The family arrived in Lakewood thanks to the generosity of an uncle, but only speaking French and the family’s indigenous language means the mom and the children “haven’t been able to communicate well,” she says. The mom was concerned because the language barrier had left her unable to find a doctor for her five children, and understanding what was occurring in the Head Start program was also difficult.
Having studied French from middle school through college, Williams then served three years in the Peace Corps in western Africa, which solidified her practical language skills. When she came to Lakewood, she volunteered to become part of the City’s translator list that staff members can call upon when they need support.
Head Start staff members asked Williams to facilitate a meeting with the mom, and the two made a connection almost immediately, staff members say. Williams “could tell right away the mother felt more at ease” speaking with her, as “someone who knew not just the language but her African culture,” she says.
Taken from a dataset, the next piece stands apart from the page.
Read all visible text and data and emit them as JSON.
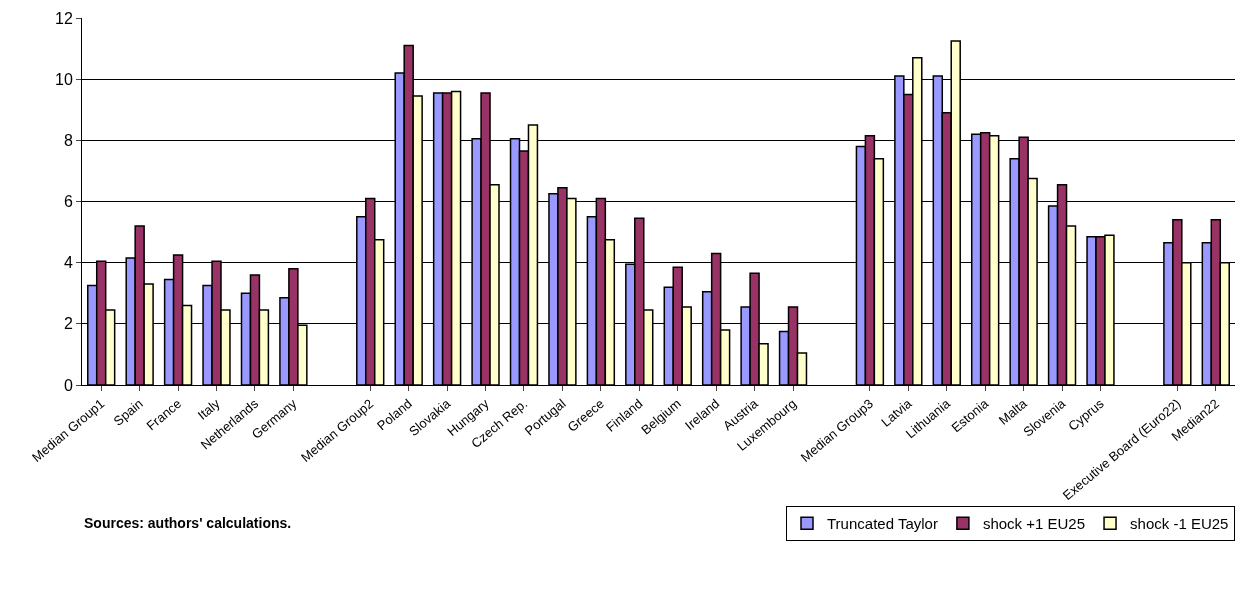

Williams and the mom exchanged phone numbers, and she has extended her help on issues beyond the preschool meeting. Humble about her involvement and genuinely excited to put her French to practical use, Williams has stepped in to help the family navigate complexities such as doctor’s appointments, Parent Teacher Association meetings and school paperwork.
As the family members continue to adjust to their new American life, the mother is enrolled in regular English classes while the children are looking forward to the start of school again this fall. Williams has continued to provide translations for documents and other items during her personal time, demonstrating a passion for helping her community above and beyond her regular job duties.